Now Mr. Lichtblau has produced a book about his experiences, “Bush’s Law.” It is a gripping account of Mr. Lichtblau’s efforts to expose various forms of secret surveillance and the Bush administration’s Nixonian efforts to retaliate against him and other critics: “All the President’s Men” for an age of terror. But this book offers much more than a journalist’s well-earned victory lap. Mr. Lichtblau also documents, with scrupulous detail, the broader costs of the Bush administration’s excesses for innocent victims and for the rule of law.

Mr. Lichtblau has especially memorable accounts of some of the 2,700 men locked up after 9/11 by American authorities; most of those men were never shown to have connections to terrorism.
There is Taj Bhatti, an elderly Pakistani doctor in Virginia whose house and computer discs were surreptitiously ransacked and who was secretly imprisoned in the county jail as a “material witness.” He was freed only after his son sent a press release to a local reporter; the federal magistrate who signed the arrest warrant (and prohibited Mr. Bhatti from talking about his imprisonment) then threatened the reporter with contempt.
There is Brandon Mayfield, the lawyer and former Army lieutenant from Kansas whose house was secretly searched and who was arrested after being linked to the Madrid bombings by an F.B.I. agent’s mistaken fingerprint match. (He got an apology and $2 million from the government.)

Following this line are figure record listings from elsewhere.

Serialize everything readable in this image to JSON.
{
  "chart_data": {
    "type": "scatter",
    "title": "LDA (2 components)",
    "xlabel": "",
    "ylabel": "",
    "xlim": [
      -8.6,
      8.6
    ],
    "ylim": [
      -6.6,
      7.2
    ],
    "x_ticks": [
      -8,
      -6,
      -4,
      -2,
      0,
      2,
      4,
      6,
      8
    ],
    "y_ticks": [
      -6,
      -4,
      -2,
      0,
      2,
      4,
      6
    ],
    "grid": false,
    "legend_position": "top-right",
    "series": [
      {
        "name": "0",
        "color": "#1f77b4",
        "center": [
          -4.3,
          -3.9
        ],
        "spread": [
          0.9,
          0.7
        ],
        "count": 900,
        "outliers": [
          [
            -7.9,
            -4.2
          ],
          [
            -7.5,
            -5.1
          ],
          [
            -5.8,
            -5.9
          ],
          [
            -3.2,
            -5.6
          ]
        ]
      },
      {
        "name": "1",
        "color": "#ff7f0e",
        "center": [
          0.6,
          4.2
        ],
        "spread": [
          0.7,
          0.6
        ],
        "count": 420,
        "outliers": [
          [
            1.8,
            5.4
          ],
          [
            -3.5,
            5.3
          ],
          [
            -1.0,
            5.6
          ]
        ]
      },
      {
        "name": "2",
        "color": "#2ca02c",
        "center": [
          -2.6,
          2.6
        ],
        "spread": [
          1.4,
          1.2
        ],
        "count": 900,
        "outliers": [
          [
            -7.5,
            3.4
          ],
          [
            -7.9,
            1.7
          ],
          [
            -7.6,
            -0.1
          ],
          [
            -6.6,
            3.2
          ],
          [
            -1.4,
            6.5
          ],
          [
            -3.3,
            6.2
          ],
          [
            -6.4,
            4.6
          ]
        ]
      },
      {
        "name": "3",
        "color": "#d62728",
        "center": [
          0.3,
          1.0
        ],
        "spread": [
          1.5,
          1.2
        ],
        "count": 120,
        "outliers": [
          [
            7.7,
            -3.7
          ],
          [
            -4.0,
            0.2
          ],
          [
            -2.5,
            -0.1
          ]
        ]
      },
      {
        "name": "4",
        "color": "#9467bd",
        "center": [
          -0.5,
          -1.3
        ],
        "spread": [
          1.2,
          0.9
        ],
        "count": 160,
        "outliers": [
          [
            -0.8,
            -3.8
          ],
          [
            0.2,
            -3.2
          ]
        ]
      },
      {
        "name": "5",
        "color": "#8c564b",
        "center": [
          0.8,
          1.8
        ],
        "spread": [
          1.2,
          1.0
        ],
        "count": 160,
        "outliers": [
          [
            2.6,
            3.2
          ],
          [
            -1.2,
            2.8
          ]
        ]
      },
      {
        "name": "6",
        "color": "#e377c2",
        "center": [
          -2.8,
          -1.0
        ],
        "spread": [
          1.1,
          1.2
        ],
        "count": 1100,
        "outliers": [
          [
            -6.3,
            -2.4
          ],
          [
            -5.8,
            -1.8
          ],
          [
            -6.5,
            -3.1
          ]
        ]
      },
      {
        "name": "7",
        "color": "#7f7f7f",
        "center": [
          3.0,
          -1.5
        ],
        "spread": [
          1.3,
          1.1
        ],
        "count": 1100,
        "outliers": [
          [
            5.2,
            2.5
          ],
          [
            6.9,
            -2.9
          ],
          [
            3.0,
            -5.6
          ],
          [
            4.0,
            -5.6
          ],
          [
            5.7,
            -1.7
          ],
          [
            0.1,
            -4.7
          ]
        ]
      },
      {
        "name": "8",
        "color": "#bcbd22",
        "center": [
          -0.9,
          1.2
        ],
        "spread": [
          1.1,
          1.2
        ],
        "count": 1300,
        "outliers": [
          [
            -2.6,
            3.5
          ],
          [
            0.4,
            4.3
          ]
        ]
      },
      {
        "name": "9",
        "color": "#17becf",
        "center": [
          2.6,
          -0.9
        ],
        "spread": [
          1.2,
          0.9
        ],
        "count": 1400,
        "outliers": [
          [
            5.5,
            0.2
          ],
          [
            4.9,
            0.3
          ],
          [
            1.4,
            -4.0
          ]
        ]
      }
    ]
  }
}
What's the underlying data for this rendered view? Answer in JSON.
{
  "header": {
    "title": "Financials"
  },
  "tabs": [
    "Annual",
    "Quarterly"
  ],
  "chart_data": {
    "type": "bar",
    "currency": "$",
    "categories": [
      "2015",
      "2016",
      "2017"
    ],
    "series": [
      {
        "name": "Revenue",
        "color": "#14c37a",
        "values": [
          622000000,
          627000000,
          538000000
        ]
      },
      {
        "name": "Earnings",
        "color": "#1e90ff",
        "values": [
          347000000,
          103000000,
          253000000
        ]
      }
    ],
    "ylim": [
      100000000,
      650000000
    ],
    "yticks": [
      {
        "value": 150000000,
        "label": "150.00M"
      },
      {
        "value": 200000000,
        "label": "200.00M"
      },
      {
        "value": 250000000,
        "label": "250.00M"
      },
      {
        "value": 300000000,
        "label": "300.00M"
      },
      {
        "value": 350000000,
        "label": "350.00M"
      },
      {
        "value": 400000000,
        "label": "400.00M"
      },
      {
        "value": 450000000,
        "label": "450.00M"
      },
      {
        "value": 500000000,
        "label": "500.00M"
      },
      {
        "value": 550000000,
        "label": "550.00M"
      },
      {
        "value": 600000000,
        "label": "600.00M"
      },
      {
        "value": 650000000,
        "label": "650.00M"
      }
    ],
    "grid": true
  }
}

Mr. Lichtblau also describes the many innocent victims whose e-mail messages, phone calls and political activities were secretly surveilled. More than 180 peaceful groups opposed to the Iraq war ended up in the Pentagon’s Talon database, which was designed to collect leads that might be related to terrorism. (It included the names of people at antiwar rallies.) And by Mr. Lichtblau’s estimate “several thousand” people in the United States had their phone calls and e-mail messages secretly surveilled without warrants because of suspected ties to terrorism.

They included an Iranian-American doctor in Kentucky suspected of possibly helping Osama bin Laden with his kidney ailments simply because he was a nephrologist. Mr. Lichtblau identifies another possible victim: a teenage student at the Horace Mann School in New York who sent e-mail messages to India about parking spots in Manhattan, which led F.B.I. agents to show up at his door. (It turned out he wanted to rent the spots to out-of-towners.)